The newest issue of The Nation has an interesting commentary by Michael Klare on Governor Palin's ambiguous relationship with Alaska's oil industry. Klare credits Palin with "some commendable efforts to dilute her party's ties to Big Oil" and with raising taxes on oil and gas producers. A law she supported sets a profit threshhold above which the companies must pay a "progressive surcharge" -- 0.4 percent for every dollar of net profit over $30. The oil companies can get much of this back through tax credits earned through investments in infrastructure and further exploration.
This doesn't sound bad at all, nor does the fact that Alaska can do without an income tax thanks to oil-tax revenues. Klare suggests, however, that Alaska's situation is so exceptional that it unsuits Palin for national office. "Palin is simply unqualified to deal with the demanding economic realities of any nation that it is not a petrostate," he asserts. He equates Alaska with some Arab emirates, these being states that subsist on revenues from oil and thus become susceptible to political corruption. This is "because of the close ties that naturally develop between government officials and energy executives" and because citizens freed from income taxes tend to scrutinize politicians less closely. Such states also tend to resist the development of alternative resources, being skeptical of their ability to generate comparable revenue for the state. Palin is on record questioning incentives for developing new resources while oil is still available.
"Surely, at this moment in history -- with global oil output facing imminent decline and global warming an inescapable reality -- anyone opposed to government support of renewable energy should be considered stupendously ill equipped for national office," Klare concludes. This is probably true if we leave the debate at this point. It should be possible, though, to split the difference. If Palin's interest is in generating revenue for the state from energy producers, and she's willing to offer incentives to get producers started, why couldn't she advise a theoretical President McCain to emulate Alaska's arrangements with the oil industry on a national scale for the development of alternative resources? McCain is as confident as Obama that a national conversion to alternatives will create millions of jobs and stimulate the entire economy. If so, why can't this new sector become a major source of revenue to the federal government, or the individual states?

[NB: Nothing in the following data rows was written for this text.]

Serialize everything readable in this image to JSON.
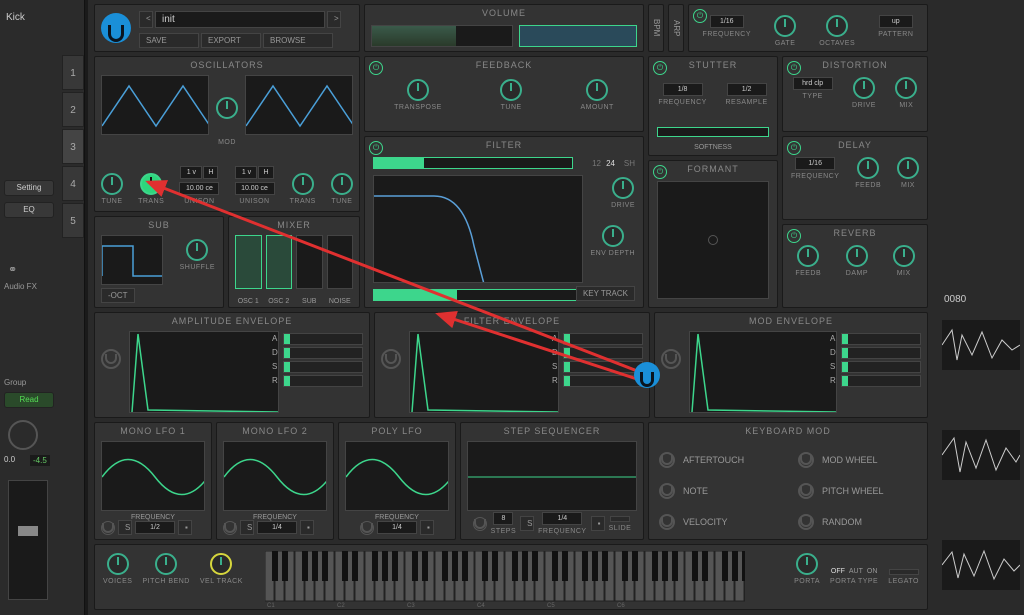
{
  "daw": {
    "track_name": "Kick",
    "tracks": [
      "1",
      "2",
      "3",
      "4",
      "5"
    ],
    "selected_track": 2,
    "setting_btn": "Setting",
    "eq_btn": "EQ",
    "audio_fx": "Audio FX",
    "group": "Group",
    "read": "Read",
    "pan": "0.0",
    "db": "-4.5",
    "timecode": "0080"
  },
  "header": {
    "preset": "init",
    "save": "SAVE",
    "export": "EXPORT",
    "browse": "BROWSE",
    "volume": "VOLUME",
    "bpm": "BPM",
    "arp": "ARP",
    "arp_rate": "1/16",
    "arp_knobs": {
      "frequency": "FREQUENCY",
      "gate": "GATE",
      "octaves": "OCTAVES",
      "pattern": "PATTERN"
    },
    "arp_pattern": "up"
  },
  "osc": {
    "title": "OSCILLATORS",
    "mod": "MOD",
    "unison_val": "10.00 ce",
    "voices": "1 v",
    "h": "H",
    "knobs": {
      "tune": "TUNE",
      "trans": "TRANS",
      "unison": "UNISON"
    }
  },
  "sub": {
    "title": "SUB",
    "shuffle": "SHUFFLE",
    "oct": "-OCT"
  },
  "mixer": {
    "title": "MIXER",
    "labels": [
      "OSC 1",
      "OSC 2",
      "SUB",
      "NOISE"
    ]
  },
  "feedback": {
    "title": "FEEDBACK",
    "knobs": {
      "transpose": "TRANSPOSE",
      "tune": "TUNE",
      "amount": "AMOUNT"
    }
  },
  "filter": {
    "title": "FILTER",
    "v12": "12",
    "v24": "24",
    "sh": "SH",
    "drive": "DRIVE",
    "env_depth": "ENV DEPTH",
    "key_track": "KEY TRACK"
  },
  "stutter": {
    "title": "STUTTER",
    "r1": "1/8",
    "r2": "1/2",
    "frequency": "FREQUENCY",
    "resample": "RESAMPLE",
    "softness": "SOFTNESS"
  },
  "formant": {
    "title": "FORMANT"
  },
  "distortion": {
    "title": "DISTORTION",
    "type_val": "hrd clp",
    "type": "TYPE",
    "drive": "DRIVE",
    "mix": "MIX"
  },
  "delay": {
    "title": "DELAY",
    "rate": "1/16",
    "frequency": "FREQUENCY",
    "feedb": "FEEDB",
    "mix": "MIX"
  },
  "reverb": {
    "title": "REVERB",
    "feedb": "FEEDB",
    "damp": "DAMP",
    "mix": "MIX"
  },
  "env": {
    "amp": "AMPLITUDE ENVELOPE",
    "filter": "FILTER ENVELOPE",
    "mod": "MOD ENVELOPE",
    "a": "A",
    "d": "D",
    "s": "S",
    "r": "R"
  },
  "lfo": {
    "mono1": "MONO LFO 1",
    "mono2": "MONO LFO 2",
    "poly": "POLY LFO",
    "frequency": "FREQUENCY",
    "r1": "1/2",
    "r2": "1/4",
    "s": "S"
  },
  "seq": {
    "title": "STEP SEQUENCER",
    "steps_label": "STEPS",
    "steps": "8",
    "freq_label": "FREQUENCY",
    "rate": "1/4",
    "slide": "SLIDE",
    "s": "S"
  },
  "keymod": {
    "title": "KEYBOARD MOD",
    "aftertouch": "AFTERTOUCH",
    "note": "NOTE",
    "velocity": "VELOCITY",
    "modwheel": "MOD WHEEL",
    "pitchwheel": "PITCH WHEEL",
    "random": "RANDOM"
  },
  "footer": {
    "voices": "VOICES",
    "pitch_bend": "PITCH BEND",
    "vel_track": "VEL TRACK",
    "porta": "PORTA",
    "porta_type": "PORTA TYPE",
    "legato": "LEGATO",
    "off": "OFF",
    "aut": "AUT",
    "on": "ON",
    "octaves": [
      "C1",
      "C2",
      "C3",
      "C4",
      "C5",
      "C6"
    ]
  }
}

One reason she wouldn't make such an argument, Klare suggests, is that Palin wants Alaska to benefit from the nation's dependence on oil. Would she feel the same way, however, were she no longer directly responsible to her state? More to the point, would McCain ever feel that way? It'll be his decision to make, unless you think he'll owe Palin so much for helping him win that he has to give her real power, so he might want to use his hiatus from campaigning to studying the Alaska situation more closely.